髪を切った。真っ黒な髪は重たかったので、久しぶりの短さに。 様子を見ながら、本番までにもう少し切るかもしれない。 夜になって、急に風が冷たくなってきた。 「襤褸と宝石」の台本を読んだり、新作のための資料を読んだり。 逃避のように、7月に演出する劇団劇作家の「劇読み」の台本を読んでみたり。 考えこむよりは、いろいろやってみることにしよう。 まずは、どうなるかわからないけれども。
「襤褸と宝石」稽古。 ここはどうなるんだろうかと思っていたアントラクトの場面。 よくわからないまま、とにかくやってみる。 よくわからないが、楽しい。 冒頭から順を追って途中までの通し。 小返しのあと、「○○○○みたいに」と健翔さんからダメをもらう。 「ええ!?」と思いながら、とにかくやってみたのだけれど、途中でわからなくなってしまう。 人物を場面毎に外側から作っていたのを、根っこの部分を全取っ替えしたら、その上に乗っかるものがわからなくなった。なんとかひとつにつながっていたものが、きれいにバラバラになってしまう。 舞台の上にいながら、誰でもなくなっている自分に気がつく。自分ですらない。最低だ。 もう一度、落ち着いて考えてみないと。 稽古のあと、今日は初めてキャストが全員そろったということで、みんなで飲みにいく。 30名を越す大所帯。楽にぎやかにおしゃべり。元気をもらう。 明日は休み。やれることをやって、次の稽古に備える。

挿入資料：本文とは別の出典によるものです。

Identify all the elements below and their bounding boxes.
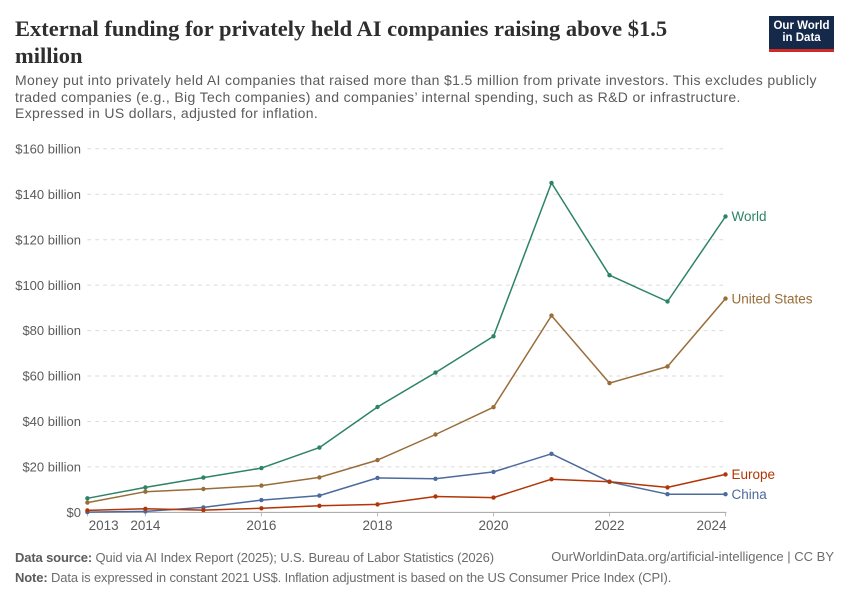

「襤褸と宝石」稽古。 今日から、本番の舞台、シアターΧで稽古。なんて贅沢。 久しぶりのシアターΧはやっぱり気持ちのいい小屋だ。 これから二週間、お世話になります。 稽古は、実寸での場当たりと小返し。 どうしたものかわからなかった場面が、「なんとなく見えてきた」とのことで、ちょっとほっとする。いろいろな発見がうれしい。
夜、20年来の友人と電話で話す。 誰かと電話で話すこと自体が、とっても久しぶり。 メールより、やっぱり電話だよねと思って、かけた電話。 考えてみたら、このところ、芝居以外であまり人としゃべってなかった気がする。 思いがけず長くなった電話は、電話の向こうに元気?と尋ねるものだったのけれど、結局、僕は自分の元気を見つけることができた気がする。ありがとう。
劇作家協会の総会に出席する。 新年度から、僕は理事ではなくなった。 富士見丘小学校の授業は、劇作家協会主導の昨年までとは違い、富士見丘小学校によるコーディネートだ。 劇団劇作家のみなさんに改めて始めまして。「ハルメリ」の黒川さん、「ホーム・カミング・ホーム」の村尾さん。よろしくお願いいたします。 「ハルメリ」の演出プランby健翔さんを相馬くんから聞く。今回もまた、おもしろいことになりそうだ。楽しみ。そして、僕もがんばらないと。 すっかりごぶさたの水木さんと長谷さんと、秋のラ・カンパニー・アンの公演のことをおしゃべり。 帰りは雨。篠原さんの傘に入れてもらって駅まで歩いた。 俳優と演出の仕事が続くこの頃だけれど、新作の準備もようやく始めた。 まずは資料を読むところから。 劇作家としての自分って何だろうということを考える。 先週切った髪を、今日は黒く染めた。 前回、微妙な黒髪戻しを使ったら、だんだんあせて緑っぽくなってしまったので、今回はしっかり黒くなるよう、慎重に選んだ。 結果、真っ黒になった。ずいぶん目立っていた白髪も染まって、とりあえず真っ黒。 「襤褸と宝石」の支配人の髪型が決まったら、もう少し切ろうと思うが、今は、とりあえずどうにでもなるように。